Unlocking a mystery - Missing 14-year-old returns home
On a cool Saturday morning, Georgette Gordon greeted The Gleaner with a warm smile outside her home along Marcus Garvey Drive in Kingston.
She engaged in small chatter, the traffic flowing by freely, and the sun out in all its glory. Everything was perfect - well almost.
Gordon's bubbly personality masked an emptiness she felt deep inside. At the time, she was one of hundreds of parents waiting for her child to come home. Her eldest daughter, 14-year-old Kadian Brown, had been missing since February 17 - a day her mother remembered clearly.
Kadian left for school that Friday morning as she would on any normal school day. The family, however, became concerned when she had not returned home by her usual time. Then, a text message: Kadian wasn't coming home - not for now, at least.
"She send the text about 3 o'clock say she gone. ... When wi check, everything gone out a di house. Everything fi her gone - everything," her mother recalled.
The family tried contacting the teen, but this line of communication went dead after Kadian apparently turned off the phone.
After filing a missing person's report at the police station, the family waited anxiously for days. They got some comfort three weeks later.
"She call and seh she a come home and mi say, 'Yes, come home, and call yuh father'," Gordon said.

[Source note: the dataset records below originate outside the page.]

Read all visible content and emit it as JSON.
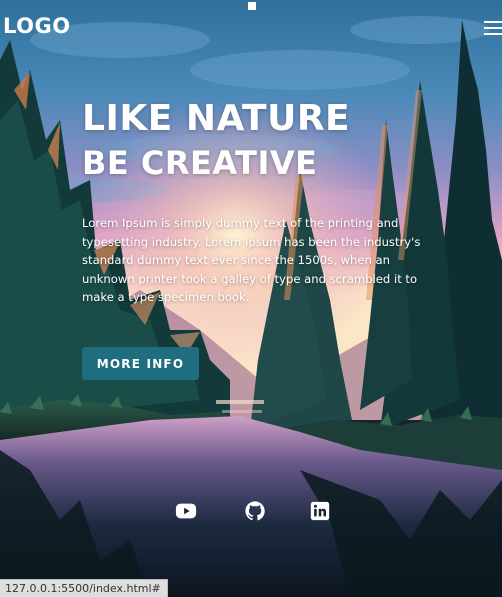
{
  "header": {
    "logo": "LOGO",
    "menu_icon": "hamburger-menu-icon"
  },
  "hero": {
    "title_line1": "LIKE NATURE",
    "title_line2": "BE CREATIVE",
    "description": "Lorem Ipsum is simply dummy text of the printing and typesetting industry. Lorem Ipsum has been the industry's standard dummy text ever since the 1500s, when an unknown printer took a galley of type and scrambled it to make a type specimen book.",
    "button_label": "MORE INFO"
  },
  "social": [
    {
      "icon": "youtube-icon"
    },
    {
      "icon": "github-icon"
    },
    {
      "icon": "linkedin-icon"
    }
  ],
  "status_bar": {
    "url": "127.0.0.1:5500/index.html#"
  },
  "colors": {
    "button": "#1f6e80",
    "text": "#ffffff"
  }
}
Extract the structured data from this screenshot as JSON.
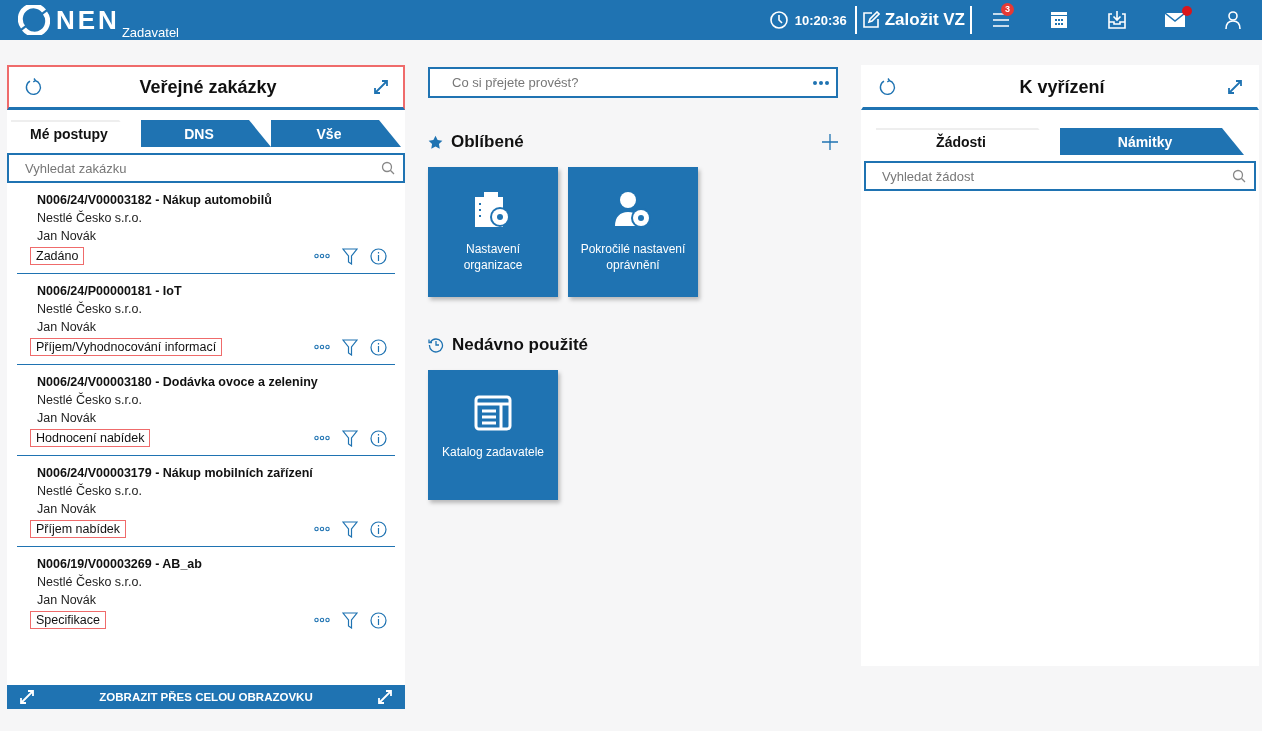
{
  "header": {
    "logo": "NEN",
    "subtitle": "Zadavatel",
    "time": "10:20:36",
    "create_button": "Založit VZ",
    "menu_badge": "3",
    "mail_unread": true
  },
  "left_panel": {
    "title": "Veřejné zakázky",
    "highlighted": true,
    "tabs": [
      {
        "label": "Mé postupy",
        "selected": true
      },
      {
        "label": "DNS",
        "selected": false
      },
      {
        "label": "Vše",
        "selected": false
      }
    ],
    "search": {
      "placeholder": "Vyhledat zakázku"
    },
    "items": [
      {
        "title": "N006/24/V00003182 - Nákup automobilů",
        "organization": "Nestlé Česko s.r.o.",
        "person": "Jan Novák",
        "status": "Zadáno",
        "highlighted": true
      },
      {
        "title": "N006/24/P00000181 - IoT",
        "organization": "Nestlé Česko s.r.o.",
        "person": "Jan Novák",
        "status": "Příjem/Vyhodnocování informací",
        "highlighted": true
      },
      {
        "title": "N006/24/V00003180 - Dodávka ovoce a zeleniny",
        "organization": "Nestlé Česko s.r.o.",
        "person": "Jan Novák",
        "status": "Hodnocení nabídek",
        "highlighted": true
      },
      {
        "title": "N006/24/V00003179 - Nákup mobilních zařízení",
        "organization": "Nestlé Česko s.r.o.",
        "person": "Jan Novák",
        "status": "Příjem nabídek",
        "highlighted": true
      },
      {
        "title": "N006/19/V00003269 - AB_ab",
        "organization": "Nestlé Česko s.r.o.",
        "person": "Jan Novák",
        "status": "Specifikace",
        "highlighted": true
      }
    ],
    "footer": "ZOBRAZIT PŘES CELOU OBRAZOVKU"
  },
  "command": {
    "placeholder": "Co si přejete provést?"
  },
  "favorites": {
    "title": "Oblíbené",
    "tiles": [
      {
        "label": "Nastavení organizace",
        "kind": "building"
      },
      {
        "label": "Pokročilé nastavení oprávnění",
        "kind": "user"
      }
    ]
  },
  "recent": {
    "title": "Nedávno použité",
    "tiles": [
      {
        "label": "Katalog zadavatele",
        "kind": "catalog"
      }
    ]
  },
  "right_panel": {
    "title": "K vyřízení",
    "highlighted": false,
    "tabs": [
      {
        "label": "Žádosti",
        "selected": true
      },
      {
        "label": "Námitky",
        "selected": false
      }
    ],
    "search": {
      "placeholder": "Vyhledat žádost"
    }
  }
}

The call had come from a private number and there was no calling her back. Though the family did not get any information on where the teen was, it brought some comfort to know she was still alive.
More than a month passed without any news.
One Saturday in April, she was downtown Kingston doing her weekly market shopping when she got another phone call.
"Dem call mi and say Kadie come back," she said, the excitement in her voice was evident.
"Usually, mi no come from town till all 6 o' clock, 'cause you know say when woman go a market, wi take a while fi buy wa wi a buy. But when mi get the news di morning, a di fastest mi ever reach back home."
Gordon recalls that it was a very emotional reunion. When she saw her daughter, it was all tears.
"A pure crying, pure crying," she told The Gleaner.
"Right now, everybody glad say she come home. The whole a wi happy."
Gordon had some words of advice for parents who are still searching for their loved ones, especially those who have not received any news since the child disappeared.
"Some parents nah hear nutten from dem. Dem no know if dem dead or alive," Gordon said, adding that the fact that Kadian had called her brought some relief.
"Mi jus' want tell some parents fi gwaan hold the faith, enuh, and no bother stress themself because dem have the rest of kids dem fi take care of. Just pray and hope for the best."